I never asked for Dabney’s opinion of George Mobley, and she didn’t offer it. George would stop by the office on Friday afternoons to take me to the Anglers’ Club for appetizers. He had moved back to Nantucket to take care of his mother and sister. Dabney was always her friendly self, saying, “Don’t you two look cute! Have fun now!”

But when George proposed, Dabney chewed on her pearls for a long time, instead of jumping up to congratulate me. And I thought, Oh boy, I know what that means.

Dabney spent the next six months hinting that I should cancel the wedding. But I was in love. I told Dabney that I didn’t care about the green fog. I would not be talked out of marrying George.

At the Methodist church, as Dabney, who was serving as my maid of honor, arranged the hem of my dress, she said, “Nina, my darling, I’m going to tell you this now while I still can. I don’t think George is the man for you. I think you should run out the back door. In fact, I’ll go with you. We can go to Murray’s for a bottle of rum and get drunk instead. We can go dancing at the Chicken Box.”

I looked down at Dabney and laughed nervously. I knew Dabney was right—and not because Dabney had been blessed with a sixth sense, but because I felt it inside myself.

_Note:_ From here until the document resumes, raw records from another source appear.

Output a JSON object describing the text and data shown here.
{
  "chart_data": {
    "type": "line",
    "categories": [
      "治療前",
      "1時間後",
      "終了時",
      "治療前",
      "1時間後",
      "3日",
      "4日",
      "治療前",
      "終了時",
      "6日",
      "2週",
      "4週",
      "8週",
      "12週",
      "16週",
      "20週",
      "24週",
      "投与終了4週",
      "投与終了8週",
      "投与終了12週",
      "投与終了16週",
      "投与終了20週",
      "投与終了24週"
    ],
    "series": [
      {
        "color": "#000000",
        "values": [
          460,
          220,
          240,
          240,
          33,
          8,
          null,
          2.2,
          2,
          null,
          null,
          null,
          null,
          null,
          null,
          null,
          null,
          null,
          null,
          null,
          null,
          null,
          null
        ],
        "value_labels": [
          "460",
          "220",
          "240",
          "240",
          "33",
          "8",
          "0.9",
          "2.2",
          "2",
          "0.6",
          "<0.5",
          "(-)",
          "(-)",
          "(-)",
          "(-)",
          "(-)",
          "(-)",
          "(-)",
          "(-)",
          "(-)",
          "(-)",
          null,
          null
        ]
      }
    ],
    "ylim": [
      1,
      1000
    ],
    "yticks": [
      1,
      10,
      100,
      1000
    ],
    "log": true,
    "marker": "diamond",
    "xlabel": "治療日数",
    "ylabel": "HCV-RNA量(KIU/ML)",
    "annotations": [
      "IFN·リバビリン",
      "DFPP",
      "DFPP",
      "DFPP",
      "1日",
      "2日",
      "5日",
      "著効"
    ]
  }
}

“Well,” I said. “It’s too late now.”

George and I bought a house on Hooper Farm Road. In a span of seven years, I had five children: two sons, then a daughter, then twin sons. George’s mother and unmarried sister lived down the street, so I was able to continue working at the Chamber. I had to work—we needed the money and I needed the time out of the house for my sanity. Things were crazy but I was happy enough, and I was tickled to prove Dabney wrong. The green haze had been an illusion, caused by Dabney’s own prejudice.

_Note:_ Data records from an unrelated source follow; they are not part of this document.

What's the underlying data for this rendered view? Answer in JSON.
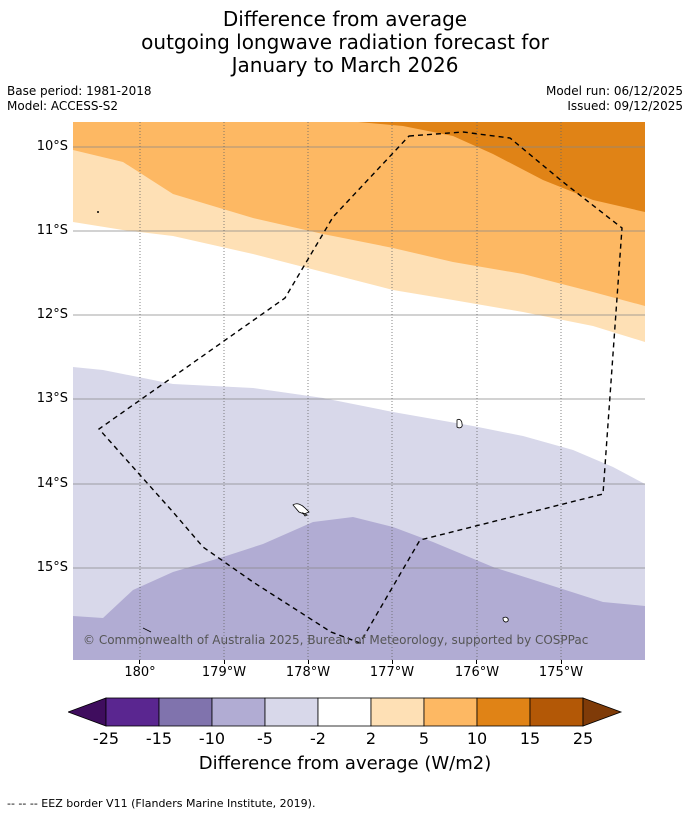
{
  "title": {
    "line1": "Difference from average",
    "line2": "outgoing longwave radiation forecast for",
    "line3": "January to March 2026"
  },
  "meta": {
    "base_period": "Base period: 1981-2018",
    "model": "Model: ACCESS-S2",
    "model_run": "Model run: 06/12/2025",
    "issued": "Issued: 09/12/2025"
  },
  "map": {
    "lat_labels": [
      "10°S",
      "11°S",
      "12°S",
      "13°S",
      "14°S",
      "15°S"
    ],
    "lon_labels": [
      "180°",
      "179°W",
      "178°W",
      "177°W",
      "176°W",
      "175°W"
    ],
    "copyright": "© Commonwealth of Australia 2025, Bureau of Meteorology, supported by COSPPac"
  },
  "legend": {
    "tick_labels": [
      "-25",
      "-15",
      "-10",
      "-5",
      "-2",
      "2",
      "5",
      "10",
      "15",
      "25"
    ],
    "colors": [
      "#3f0d5e",
      "#5a2690",
      "#8073ad",
      "#b1acd3",
      "#d8d8ea",
      "#ffffff",
      "#fee0b5",
      "#fdb863",
      "#e08316",
      "#b35806",
      "#7f3b08"
    ],
    "title": "Difference from average (W/m2)"
  },
  "footnote": "--  --  -- EEZ border V11 (Flanders Marine Institute, 2019)."
}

But then things went south with our finances. After doing a little digging, I discovered that George was a regular at Mohegan Sun and Foxwoods, he had a bookie in Vegas, he had gambled away all our savings, and the kids’ college funds. He had taken out a line of credit on our house and after three missed payments, the bank repossessed it. George and I and the kids were forced to move in with George’s mother and sister. I lasted for fourteen months, then I found a year-round rental and left George.

“You were right,” I said to Dabney. “I never should have married him.”

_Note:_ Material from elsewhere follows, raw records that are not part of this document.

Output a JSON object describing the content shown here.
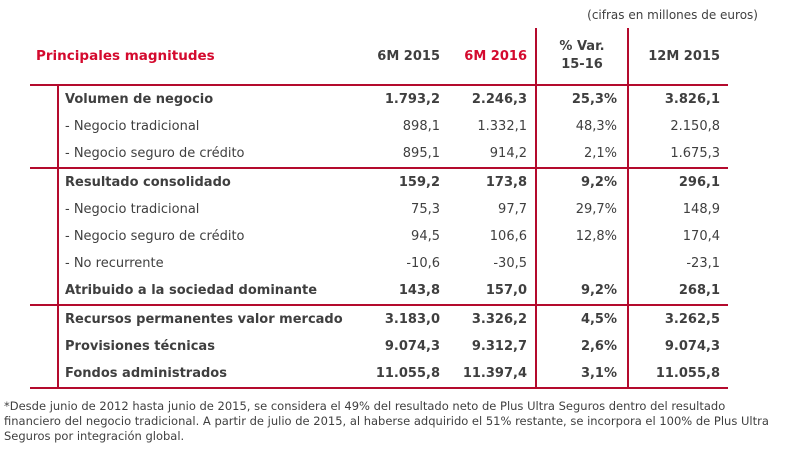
{
  "units_note": "(cifras en millones de euros)",
  "accent_color": "#d40a2e",
  "line_color": "#b40a2d",
  "table": {
    "title": "Principales magnitudes",
    "columns": {
      "c1": "6M 2015",
      "c2": "6M 2016",
      "c3_line1": "% Var.",
      "c3_line2": "15-16",
      "c4": "12M 2015"
    },
    "rows": [
      {
        "label": "Volumen de negocio",
        "m6_2015": "1.793,2",
        "m6_2016": "2.246,3",
        "var": "25,3%",
        "m12_2015": "3.826,1"
      },
      {
        "label": "- Negocio tradicional",
        "m6_2015": "898,1",
        "m6_2016": "1.332,1",
        "var": "48,3%",
        "m12_2015": "2.150,8"
      },
      {
        "label": "- Negocio seguro de crédito",
        "m6_2015": "895,1",
        "m6_2016": "914,2",
        "var": "2,1%",
        "m12_2015": "1.675,3"
      },
      {
        "label": "Resultado consolidado",
        "m6_2015": "159,2",
        "m6_2016": "173,8",
        "var": "9,2%",
        "m12_2015": "296,1"
      },
      {
        "label": "- Negocio tradicional",
        "m6_2015": "75,3",
        "m6_2016": "97,7",
        "var": "29,7%",
        "m12_2015": "148,9"
      },
      {
        "label": "- Negocio seguro de crédito",
        "m6_2015": "94,5",
        "m6_2016": "106,6",
        "var": "12,8%",
        "m12_2015": "170,4"
      },
      {
        "label": "- No recurrente",
        "m6_2015": "-10,6",
        "m6_2016": "-30,5",
        "var": "",
        "m12_2015": "-23,1"
      },
      {
        "label": "Atribuido a la sociedad dominante",
        "m6_2015": "143,8",
        "m6_2016": "157,0",
        "var": "9,2%",
        "m12_2015": "268,1"
      },
      {
        "label": "Recursos permanentes valor mercado",
        "m6_2015": "3.183,0",
        "m6_2016": "3.326,2",
        "var": "4,5%",
        "m12_2015": "3.262,5"
      },
      {
        "label": "Provisiones técnicas",
        "m6_2015": "9.074,3",
        "m6_2016": "9.312,7",
        "var": "2,6%",
        "m12_2015": "9.074,3"
      },
      {
        "label": "Fondos administrados",
        "m6_2015": "11.055,8",
        "m6_2016": "11.397,4",
        "var": "3,1%",
        "m12_2015": "11.055,8"
      }
    ]
  },
  "footnote": "*Desde junio de 2012 hasta junio de 2015, se considera el 49% del resultado neto de Plus Ultra Seguros dentro del resultado financiero del negocio tradicional. A partir de julio de 2015, al haberse adquirido el 51% restante, se incorpora el 100% de Plus Ultra Seguros por integración global."
}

“You have the kids,” Dabney said.

I hid my face in my hands.

It was amazing to me that I could know someone my whole life, I could live with him for nine years, sleep next to him in bed every night, give birth to five of his progeny, hold his hand during the Lord’s Prayer at Mass, high-five him when our eldest son got his first base hit, believe every word that came out of his mouth—including the made-up reasons for his trips off-island every Sunday—and still not know him at all. The only thing being married to George Mobley had taught me was that other people are a mystery. And the people who lie and keep secrets are always the people you’d least expect.